Psychologist Dr. Aruna Balachandra finds some students in schools averse to the concept of studying. "These children may not have taken to science and be forced to study it. They may hate the way a subject is being taught," she says. And naturally, a student is frustrated, bored and maladjusted.
Not reason enough for a student to wear a permanent gloomy expression and think he's a "loser." It's not reason enough for parents to fret that a student will do poorly in his career.
"Plenty are the sunbeams of inspiration that may filter into a student who is "just average and transform him or her," says a psychologist.

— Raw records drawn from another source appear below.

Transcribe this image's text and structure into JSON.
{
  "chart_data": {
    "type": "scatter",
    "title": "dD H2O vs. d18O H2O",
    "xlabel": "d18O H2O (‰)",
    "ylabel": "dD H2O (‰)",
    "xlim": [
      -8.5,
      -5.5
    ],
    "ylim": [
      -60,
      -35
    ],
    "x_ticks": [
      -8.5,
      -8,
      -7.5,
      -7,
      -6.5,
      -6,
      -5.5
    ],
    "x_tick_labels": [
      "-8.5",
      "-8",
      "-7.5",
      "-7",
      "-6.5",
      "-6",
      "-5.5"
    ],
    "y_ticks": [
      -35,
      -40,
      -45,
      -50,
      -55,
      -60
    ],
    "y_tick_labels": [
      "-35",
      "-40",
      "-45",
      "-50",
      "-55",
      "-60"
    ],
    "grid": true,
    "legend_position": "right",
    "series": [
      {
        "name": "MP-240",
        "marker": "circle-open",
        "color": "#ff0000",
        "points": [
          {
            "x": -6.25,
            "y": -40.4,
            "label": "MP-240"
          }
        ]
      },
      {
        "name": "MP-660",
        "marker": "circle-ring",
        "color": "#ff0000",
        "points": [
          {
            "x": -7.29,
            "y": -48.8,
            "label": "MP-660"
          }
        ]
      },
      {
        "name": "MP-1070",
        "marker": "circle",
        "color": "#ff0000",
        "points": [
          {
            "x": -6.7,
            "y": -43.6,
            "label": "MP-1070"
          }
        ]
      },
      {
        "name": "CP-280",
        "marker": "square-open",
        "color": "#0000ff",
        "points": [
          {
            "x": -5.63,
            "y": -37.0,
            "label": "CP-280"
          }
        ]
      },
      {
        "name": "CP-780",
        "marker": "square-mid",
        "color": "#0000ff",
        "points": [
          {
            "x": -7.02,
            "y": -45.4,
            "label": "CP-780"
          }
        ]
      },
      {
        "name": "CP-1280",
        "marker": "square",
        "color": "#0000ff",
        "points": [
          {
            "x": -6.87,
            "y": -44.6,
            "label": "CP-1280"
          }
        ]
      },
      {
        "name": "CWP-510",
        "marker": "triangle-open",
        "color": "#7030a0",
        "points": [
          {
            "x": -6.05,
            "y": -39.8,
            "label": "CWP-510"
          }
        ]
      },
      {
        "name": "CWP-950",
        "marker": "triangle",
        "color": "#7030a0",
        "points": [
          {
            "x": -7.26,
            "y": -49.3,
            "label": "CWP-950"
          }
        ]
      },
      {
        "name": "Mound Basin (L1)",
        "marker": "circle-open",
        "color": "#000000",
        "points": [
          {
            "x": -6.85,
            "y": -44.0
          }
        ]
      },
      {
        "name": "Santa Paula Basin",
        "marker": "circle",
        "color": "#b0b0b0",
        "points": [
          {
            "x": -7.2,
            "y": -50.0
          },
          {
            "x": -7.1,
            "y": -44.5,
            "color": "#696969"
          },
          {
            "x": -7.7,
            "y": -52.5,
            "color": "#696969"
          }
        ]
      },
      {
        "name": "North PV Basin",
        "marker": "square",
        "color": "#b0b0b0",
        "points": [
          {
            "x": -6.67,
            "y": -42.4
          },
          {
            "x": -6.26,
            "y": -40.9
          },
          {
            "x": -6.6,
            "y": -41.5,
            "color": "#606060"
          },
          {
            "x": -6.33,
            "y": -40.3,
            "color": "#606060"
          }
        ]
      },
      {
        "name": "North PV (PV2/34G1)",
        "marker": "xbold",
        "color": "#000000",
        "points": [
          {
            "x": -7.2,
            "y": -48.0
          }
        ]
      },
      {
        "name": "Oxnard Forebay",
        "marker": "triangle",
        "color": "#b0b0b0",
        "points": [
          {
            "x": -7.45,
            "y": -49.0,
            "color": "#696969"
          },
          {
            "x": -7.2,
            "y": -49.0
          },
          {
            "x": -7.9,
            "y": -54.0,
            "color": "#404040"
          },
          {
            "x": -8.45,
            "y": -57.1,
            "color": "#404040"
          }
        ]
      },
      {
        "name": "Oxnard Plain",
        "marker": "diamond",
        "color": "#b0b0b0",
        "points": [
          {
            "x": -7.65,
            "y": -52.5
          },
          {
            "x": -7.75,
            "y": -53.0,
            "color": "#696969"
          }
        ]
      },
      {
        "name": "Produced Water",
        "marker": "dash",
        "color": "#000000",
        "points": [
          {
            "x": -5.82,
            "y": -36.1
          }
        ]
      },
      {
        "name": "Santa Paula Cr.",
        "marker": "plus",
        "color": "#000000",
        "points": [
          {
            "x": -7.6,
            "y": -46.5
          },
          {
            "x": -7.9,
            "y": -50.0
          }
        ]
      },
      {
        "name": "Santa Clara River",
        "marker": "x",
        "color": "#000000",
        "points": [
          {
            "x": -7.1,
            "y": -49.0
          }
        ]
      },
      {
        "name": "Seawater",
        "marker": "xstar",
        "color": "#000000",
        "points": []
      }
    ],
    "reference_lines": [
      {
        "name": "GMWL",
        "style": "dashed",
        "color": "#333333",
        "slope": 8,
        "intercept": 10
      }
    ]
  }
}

Nobel prize-winner Christian de Duve was not interested in science when he was at school. "Chemistry, physics, biology, I found extremely boring, mostly because they were taught very badly," said this 1974 Nobel winner for medicine.
But he was fascinated by the idea of solving problems. "I was probably the only child at school who loved examinations because I was given problems and it was a challenge," he said in an interview.
After the student finds this spark or the spark finds the student, it's springtime. And the child begins to blossom.
Ruchi Shroff, diagnosed as dyslexic, now heads an entertainment portal at age 24. She gives the credit for her growth to her special school "Alpha to Omega".
"Teaching is under par in some schools. I suggest parents find alternative teaching aids to help their children who dislike school. I used visualisation techniques to learn better," she says.
She lists the advantages of being a slow learner. "Since I can't remember many tasks in my head, I learned that I have to jot things down. I learned to keep at things and be persistent," says Ms. Shroff.
Shantha Joseph, counsellor at JBAS college, says college is often the time when students who did poorly in school open up. "College lets you grow at your own pace. When students find there's no one pointing fingers or harping on their mistakes, they do fantastically well."
Dr. Balachandra recommends that "average students" try and pick up skills like analytical thinking, being organised, and getting along in a group instead of focussing on competing for marks. "In the long run, these skills will come in handy," she says.